Now zoom out, because you need to know why we’re looking into this image and why this story is important.

A degree, slowly growing in popularity and becoming the frequent talk in town: psychology. Is it bogus? A rationalization of some astrology-like fixation that has been blown out of proportion to leech families of money by introducing nonsense degrees? Or perhaps a natural science, slowly but surely warming its way through superstition in Pakistan?

A former clinical psychologist, for anonymity’s sake called Jane, and now an instructor in one of Pakistan’s best universities, commented on how the stigma of psychology is not the issue we need to be discussing, but rather the lack of regulation that can help this field achieve the impact it promises.

The matter at hand is that while developed countries seem to have the central bodies that regulate ethics, connections to emergency services that can help individuals pursuing psychological help if need be, and opportunity, Pakistan lacks the institutional integrity and systemic strength that is crucial to giving impactful psychological aid.

Zooming back into the crumbling neighborhood in Rawalpindi in the beginning, Jane shared how she encountered a little girl in an impossible situation. Fraught with mental disarray due to the violence she witnessed, her family turned to a ‘peer baba’ to help her sort the distress—even leaving her with this individual overnight. Imagine the horror of encountering this child, who was brought in by her mother for Jane to counsel. The mother emphasized that there was no way her family would allow her to come back to seek further counseling, that Jane had just one session with this distraught girl, and that there was no system in place to impact her positively in any way.

There is a lot that Pakistan needs to address before psychological help can even become efficient.

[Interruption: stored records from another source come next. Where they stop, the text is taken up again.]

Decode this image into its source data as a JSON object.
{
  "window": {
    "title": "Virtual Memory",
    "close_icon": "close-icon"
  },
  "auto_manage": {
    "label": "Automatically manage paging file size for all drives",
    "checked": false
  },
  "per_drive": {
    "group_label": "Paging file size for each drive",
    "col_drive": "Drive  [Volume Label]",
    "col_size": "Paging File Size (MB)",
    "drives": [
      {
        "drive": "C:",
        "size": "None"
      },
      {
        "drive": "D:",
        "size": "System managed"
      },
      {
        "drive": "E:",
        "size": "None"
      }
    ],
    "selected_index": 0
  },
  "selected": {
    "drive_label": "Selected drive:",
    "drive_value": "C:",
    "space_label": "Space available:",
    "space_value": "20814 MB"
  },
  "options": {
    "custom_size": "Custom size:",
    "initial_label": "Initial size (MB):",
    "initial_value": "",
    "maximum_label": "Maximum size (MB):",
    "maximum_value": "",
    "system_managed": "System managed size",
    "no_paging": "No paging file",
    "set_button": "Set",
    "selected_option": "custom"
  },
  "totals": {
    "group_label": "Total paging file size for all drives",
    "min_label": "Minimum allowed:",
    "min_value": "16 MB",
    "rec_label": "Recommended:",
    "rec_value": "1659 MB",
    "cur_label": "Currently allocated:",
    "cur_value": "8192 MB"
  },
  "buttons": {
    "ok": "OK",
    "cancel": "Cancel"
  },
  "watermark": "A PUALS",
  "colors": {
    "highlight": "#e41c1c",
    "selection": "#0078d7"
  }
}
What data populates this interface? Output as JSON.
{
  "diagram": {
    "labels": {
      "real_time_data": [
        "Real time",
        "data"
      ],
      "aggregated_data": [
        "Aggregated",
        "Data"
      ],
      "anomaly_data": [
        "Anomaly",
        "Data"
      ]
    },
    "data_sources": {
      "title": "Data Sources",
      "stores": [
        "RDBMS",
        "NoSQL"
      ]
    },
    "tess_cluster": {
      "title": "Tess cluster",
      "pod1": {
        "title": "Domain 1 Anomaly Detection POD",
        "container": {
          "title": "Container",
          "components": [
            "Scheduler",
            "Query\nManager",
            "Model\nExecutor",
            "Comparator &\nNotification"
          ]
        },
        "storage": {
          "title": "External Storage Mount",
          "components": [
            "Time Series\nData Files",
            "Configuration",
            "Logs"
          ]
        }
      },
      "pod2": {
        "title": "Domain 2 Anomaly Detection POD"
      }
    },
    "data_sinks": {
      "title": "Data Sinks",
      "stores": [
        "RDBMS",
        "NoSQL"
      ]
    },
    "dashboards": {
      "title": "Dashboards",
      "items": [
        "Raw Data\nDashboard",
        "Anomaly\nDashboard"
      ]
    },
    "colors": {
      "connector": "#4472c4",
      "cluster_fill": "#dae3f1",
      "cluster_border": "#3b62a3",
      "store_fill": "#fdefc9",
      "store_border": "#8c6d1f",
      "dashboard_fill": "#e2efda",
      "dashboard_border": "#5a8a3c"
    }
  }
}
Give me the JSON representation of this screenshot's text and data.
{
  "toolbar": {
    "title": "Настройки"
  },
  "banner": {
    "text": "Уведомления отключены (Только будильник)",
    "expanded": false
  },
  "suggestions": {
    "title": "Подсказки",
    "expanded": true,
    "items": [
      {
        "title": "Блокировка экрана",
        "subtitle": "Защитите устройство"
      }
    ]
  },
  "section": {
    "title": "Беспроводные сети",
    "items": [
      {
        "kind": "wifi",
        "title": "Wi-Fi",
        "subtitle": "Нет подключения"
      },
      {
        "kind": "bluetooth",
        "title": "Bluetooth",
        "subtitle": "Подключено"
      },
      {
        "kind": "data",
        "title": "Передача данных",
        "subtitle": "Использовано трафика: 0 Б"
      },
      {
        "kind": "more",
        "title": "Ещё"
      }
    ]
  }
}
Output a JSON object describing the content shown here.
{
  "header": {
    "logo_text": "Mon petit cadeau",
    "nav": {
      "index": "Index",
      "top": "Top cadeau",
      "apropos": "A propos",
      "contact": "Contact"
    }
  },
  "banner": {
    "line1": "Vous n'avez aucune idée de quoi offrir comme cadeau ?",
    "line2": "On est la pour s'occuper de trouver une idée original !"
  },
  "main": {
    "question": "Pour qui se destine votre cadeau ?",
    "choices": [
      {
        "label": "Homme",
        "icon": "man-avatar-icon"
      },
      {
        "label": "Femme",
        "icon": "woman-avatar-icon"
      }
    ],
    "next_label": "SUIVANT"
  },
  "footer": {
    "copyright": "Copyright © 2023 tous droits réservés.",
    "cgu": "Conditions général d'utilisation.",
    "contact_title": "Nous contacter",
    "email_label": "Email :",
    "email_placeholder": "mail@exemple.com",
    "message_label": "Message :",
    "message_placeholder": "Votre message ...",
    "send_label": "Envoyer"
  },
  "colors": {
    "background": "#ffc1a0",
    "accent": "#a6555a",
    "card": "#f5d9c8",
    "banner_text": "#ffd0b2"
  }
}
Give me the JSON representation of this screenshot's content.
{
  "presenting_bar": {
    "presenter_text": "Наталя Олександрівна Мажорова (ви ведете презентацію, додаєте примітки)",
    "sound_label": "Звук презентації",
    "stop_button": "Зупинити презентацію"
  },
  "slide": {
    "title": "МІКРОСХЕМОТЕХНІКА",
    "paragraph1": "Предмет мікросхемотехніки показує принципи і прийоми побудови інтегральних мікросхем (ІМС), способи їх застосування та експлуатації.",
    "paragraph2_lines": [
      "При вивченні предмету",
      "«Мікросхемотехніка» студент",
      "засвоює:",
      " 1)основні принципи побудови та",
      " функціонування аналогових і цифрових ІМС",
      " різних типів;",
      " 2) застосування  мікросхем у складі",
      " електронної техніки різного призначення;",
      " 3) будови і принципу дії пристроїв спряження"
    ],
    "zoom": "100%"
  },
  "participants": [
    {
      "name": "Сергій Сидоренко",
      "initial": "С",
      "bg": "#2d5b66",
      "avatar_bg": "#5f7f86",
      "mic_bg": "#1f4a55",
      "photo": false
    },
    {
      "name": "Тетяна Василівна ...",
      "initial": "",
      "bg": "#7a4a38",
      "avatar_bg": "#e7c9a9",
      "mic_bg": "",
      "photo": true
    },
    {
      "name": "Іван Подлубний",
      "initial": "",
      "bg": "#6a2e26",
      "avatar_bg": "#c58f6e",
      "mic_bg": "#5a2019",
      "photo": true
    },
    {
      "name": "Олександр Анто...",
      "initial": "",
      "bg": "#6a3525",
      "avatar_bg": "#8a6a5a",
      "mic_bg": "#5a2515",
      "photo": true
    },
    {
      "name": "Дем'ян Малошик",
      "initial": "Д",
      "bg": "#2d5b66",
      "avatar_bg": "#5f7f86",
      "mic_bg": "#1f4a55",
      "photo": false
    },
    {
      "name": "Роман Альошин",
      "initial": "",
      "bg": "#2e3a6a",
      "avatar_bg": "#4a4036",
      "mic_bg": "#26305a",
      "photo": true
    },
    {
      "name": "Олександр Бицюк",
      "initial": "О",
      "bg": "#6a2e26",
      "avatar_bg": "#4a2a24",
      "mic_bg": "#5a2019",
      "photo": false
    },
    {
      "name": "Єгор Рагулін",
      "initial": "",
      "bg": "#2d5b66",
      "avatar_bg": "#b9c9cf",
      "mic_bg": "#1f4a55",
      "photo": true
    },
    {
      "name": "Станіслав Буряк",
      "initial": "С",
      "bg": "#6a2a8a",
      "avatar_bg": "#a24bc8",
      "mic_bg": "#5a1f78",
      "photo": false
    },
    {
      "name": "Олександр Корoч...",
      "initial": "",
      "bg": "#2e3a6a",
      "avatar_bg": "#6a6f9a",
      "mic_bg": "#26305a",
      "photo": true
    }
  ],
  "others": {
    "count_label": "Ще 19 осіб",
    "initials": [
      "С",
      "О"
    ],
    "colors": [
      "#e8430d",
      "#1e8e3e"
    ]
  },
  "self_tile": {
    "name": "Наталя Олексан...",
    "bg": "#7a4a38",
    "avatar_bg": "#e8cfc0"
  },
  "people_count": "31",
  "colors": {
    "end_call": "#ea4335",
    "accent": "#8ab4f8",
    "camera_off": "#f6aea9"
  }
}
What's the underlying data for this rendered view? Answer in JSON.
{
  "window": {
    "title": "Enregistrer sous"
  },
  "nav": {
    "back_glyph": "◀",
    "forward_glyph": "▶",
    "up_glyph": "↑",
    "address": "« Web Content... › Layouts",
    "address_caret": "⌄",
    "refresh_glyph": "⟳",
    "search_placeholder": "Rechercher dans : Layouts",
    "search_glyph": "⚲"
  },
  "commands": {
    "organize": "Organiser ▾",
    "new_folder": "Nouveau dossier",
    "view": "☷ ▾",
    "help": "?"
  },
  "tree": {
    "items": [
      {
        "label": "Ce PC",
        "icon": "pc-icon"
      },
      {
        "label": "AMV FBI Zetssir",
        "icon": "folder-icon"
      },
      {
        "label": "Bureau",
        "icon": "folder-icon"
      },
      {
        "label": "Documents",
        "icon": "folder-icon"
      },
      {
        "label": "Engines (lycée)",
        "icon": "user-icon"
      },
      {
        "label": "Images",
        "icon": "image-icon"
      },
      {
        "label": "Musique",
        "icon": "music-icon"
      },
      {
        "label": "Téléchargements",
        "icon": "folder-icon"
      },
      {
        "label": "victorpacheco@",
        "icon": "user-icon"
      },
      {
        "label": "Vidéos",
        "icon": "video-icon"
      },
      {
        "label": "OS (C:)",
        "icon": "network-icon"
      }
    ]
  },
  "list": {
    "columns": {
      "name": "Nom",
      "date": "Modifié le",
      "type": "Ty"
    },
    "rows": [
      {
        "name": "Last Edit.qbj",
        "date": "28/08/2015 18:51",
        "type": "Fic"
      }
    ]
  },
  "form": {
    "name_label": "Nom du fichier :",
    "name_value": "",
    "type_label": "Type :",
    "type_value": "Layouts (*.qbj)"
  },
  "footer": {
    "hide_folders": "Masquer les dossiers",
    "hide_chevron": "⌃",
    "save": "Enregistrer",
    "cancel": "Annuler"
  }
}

The reality today is that most people who are able to seek psychological help have certain privileges to be able to access it. The most vulnerable people, who struggle with the disorders and trauma in a systematically helpless way, cannot be treated within their contexts. Like the little girl from this little neighborhood in Rawalpindi, who has nowhere to go and no way out. Or even the little girl’s mother, who sees her child suffering, who has likely seen why her child is suffering, and thus, to some capacity, is also eligible for psychological aid. What about the mother’s mother? The father? All those enmeshed in this life of horror?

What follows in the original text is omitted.